1 Ocak 2014 Çarşamba

İmtihanlardaydı, fark etseydi kurtulacaktı

Topraktaki madenlere benzer insanın özündeki cevherler. 
İnceden inceye uğraşarak o madeni topraktan ayırmak gerekir. Bir bahçıvan gibi...
Nefisle mücadeleden amaç budur, nefsi tortularından süzmek, özünü meydana çıkarmak ve insani nefis haline getirmektir. Ekilen bir tohumun üzerine taş gibi engeller gelirse büyüyemez. Ancak ayıklanırsa o bitki sıhhat bulur ve güzel bir gıda olur. Her insanda ekilmiş nice tohumlar vardır. Bu manevi tohumların büyümesi için nefsi terbiye etmek, perdelerini açmak, hayvani sıfatlardan kurtulmak gerekir.

İnsan bilincinin yükselebilmesi ancak nefse muhalefet etmesiyle mümkündür. Ruhun esâreti nefsin hürriyetidir. Nefsin istek ve arzularına hakim olmadıkça ruhu diriltmek mümkün değildir. Nefsin işgali altındaki ruh ya hastadır ya da canlı cenazedir. Mücadele yapıldıkça, nefis azar azar küçülür, kuvvetten düşer.Ancak nefis ne kadar zayıflarsa zayıflasın, küçülürse küçülsün, ancak sıfatını değiştirir. Mesela aslansa kedi olur, sinek olur. Her zaman tehlikelidir ve korunmak gerekir. Ne kadar küçülse de yine de tehlikelidir, eylemlerini sürdürmek ister.

Ruh ve nefis iki ordu gibidir, devamlı mücadele halindedirler. Hangi taraf ne kadar alırsa orası onundur. Hepsini alırsa işgal eder, diğerini esir alır.

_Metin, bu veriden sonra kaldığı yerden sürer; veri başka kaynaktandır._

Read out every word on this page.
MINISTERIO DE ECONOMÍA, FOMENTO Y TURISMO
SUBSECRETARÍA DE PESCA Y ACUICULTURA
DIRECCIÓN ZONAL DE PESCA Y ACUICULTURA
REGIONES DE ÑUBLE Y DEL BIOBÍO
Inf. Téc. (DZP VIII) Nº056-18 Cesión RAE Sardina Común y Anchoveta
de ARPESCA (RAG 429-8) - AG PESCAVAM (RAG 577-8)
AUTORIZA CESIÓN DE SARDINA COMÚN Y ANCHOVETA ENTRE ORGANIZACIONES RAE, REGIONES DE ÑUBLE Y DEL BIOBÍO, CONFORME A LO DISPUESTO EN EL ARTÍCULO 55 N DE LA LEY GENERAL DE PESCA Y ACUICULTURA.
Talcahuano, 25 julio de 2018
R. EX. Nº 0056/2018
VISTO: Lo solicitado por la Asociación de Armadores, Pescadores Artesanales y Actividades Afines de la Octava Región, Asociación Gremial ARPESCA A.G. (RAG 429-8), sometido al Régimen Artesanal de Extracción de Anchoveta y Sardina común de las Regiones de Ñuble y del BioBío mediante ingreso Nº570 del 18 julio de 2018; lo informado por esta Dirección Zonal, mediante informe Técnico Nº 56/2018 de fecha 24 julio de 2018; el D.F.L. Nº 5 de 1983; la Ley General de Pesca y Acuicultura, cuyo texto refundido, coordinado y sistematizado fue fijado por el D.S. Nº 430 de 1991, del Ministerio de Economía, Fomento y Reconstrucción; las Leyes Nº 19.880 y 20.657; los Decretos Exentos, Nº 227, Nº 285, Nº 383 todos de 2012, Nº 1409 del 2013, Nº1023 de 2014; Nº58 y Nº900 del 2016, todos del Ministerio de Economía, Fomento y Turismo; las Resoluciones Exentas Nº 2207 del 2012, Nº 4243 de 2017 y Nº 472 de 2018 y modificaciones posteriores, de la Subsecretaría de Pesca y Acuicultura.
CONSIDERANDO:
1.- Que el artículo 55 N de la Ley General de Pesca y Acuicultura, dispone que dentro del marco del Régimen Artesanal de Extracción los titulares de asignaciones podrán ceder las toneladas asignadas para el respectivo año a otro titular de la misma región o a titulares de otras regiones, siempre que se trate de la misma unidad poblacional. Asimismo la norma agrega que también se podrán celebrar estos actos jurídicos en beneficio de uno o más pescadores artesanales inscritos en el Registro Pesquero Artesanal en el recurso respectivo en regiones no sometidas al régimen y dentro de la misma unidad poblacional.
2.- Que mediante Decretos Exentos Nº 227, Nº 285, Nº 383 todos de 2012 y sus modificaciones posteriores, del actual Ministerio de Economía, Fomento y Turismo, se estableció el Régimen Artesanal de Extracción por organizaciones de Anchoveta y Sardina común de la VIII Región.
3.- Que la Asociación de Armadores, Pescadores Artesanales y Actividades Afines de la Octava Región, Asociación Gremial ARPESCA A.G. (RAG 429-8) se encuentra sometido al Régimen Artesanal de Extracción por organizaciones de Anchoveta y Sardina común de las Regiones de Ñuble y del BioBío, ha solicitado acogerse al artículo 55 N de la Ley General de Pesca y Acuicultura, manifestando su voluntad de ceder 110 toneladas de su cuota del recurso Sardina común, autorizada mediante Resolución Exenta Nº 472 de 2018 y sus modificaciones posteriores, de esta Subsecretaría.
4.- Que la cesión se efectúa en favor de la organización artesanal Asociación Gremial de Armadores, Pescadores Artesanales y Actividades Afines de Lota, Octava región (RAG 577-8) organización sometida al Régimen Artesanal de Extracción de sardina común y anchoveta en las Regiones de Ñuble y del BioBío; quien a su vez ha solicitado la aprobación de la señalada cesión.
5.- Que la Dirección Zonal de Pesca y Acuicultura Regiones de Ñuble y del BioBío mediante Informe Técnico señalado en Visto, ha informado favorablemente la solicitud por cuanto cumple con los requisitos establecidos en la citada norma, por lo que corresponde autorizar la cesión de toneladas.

Aydınlanmanın ışığı ise Venüs yıldızı gibidir, nefsin karanlığını deler geçer. Birliğin tohumu insanın her yanına dallanmıştır ve onu kaplamaktadır. 

Kendisi ile dargın olanı önce kendisi ile barıştırmak gerekir. Çünkü onun nefsi ile ruhu çoktan arayı açmıştır. Kendi kendisi ile barıştırılmazsa, Hakikat'e ulaşmaya imkan kalmaz. İki şey birbirine yapışık olursa araya başka bir şey giremez, ara açılırsa herşey o mesafeyi doldurabilir. 

Nefis terbiyesine verilen güzel bir örnek buğday tanesidir. Bir buğday tanesi toprağa düştüğü zaman önce çürür, varlığı yok olur. Sonra filiz verir, birçok başak yetiştirr. Olgunlaşıp başını eğince biçilir. Harmanlarda atların ayakları altında, makinelerde haddelerin arasında çiğnenir. Taneleri ve samanları ayrılır. Buğday ambara, saman samanlığa konur. Bütün bunlara rağmen buğdayın işi bitmez. Değirmene götürülerek taşların arasında ezilir ve un haline gelir. Bu kadarla da bitmez, su ile yoğrulup hamur olur. Sonra fırına atılır. Şiddetli ateşler içinde uzun zaman yanar ve pişer. Güzel bir ekmek haline gelir. Ancak bundan sonradır ki faydalı bir gıda haline gelmiştir.
Ekmek fırına girip piştiği gibi, insan da imtihanlardan geçerek pişer ve olgunlaşır.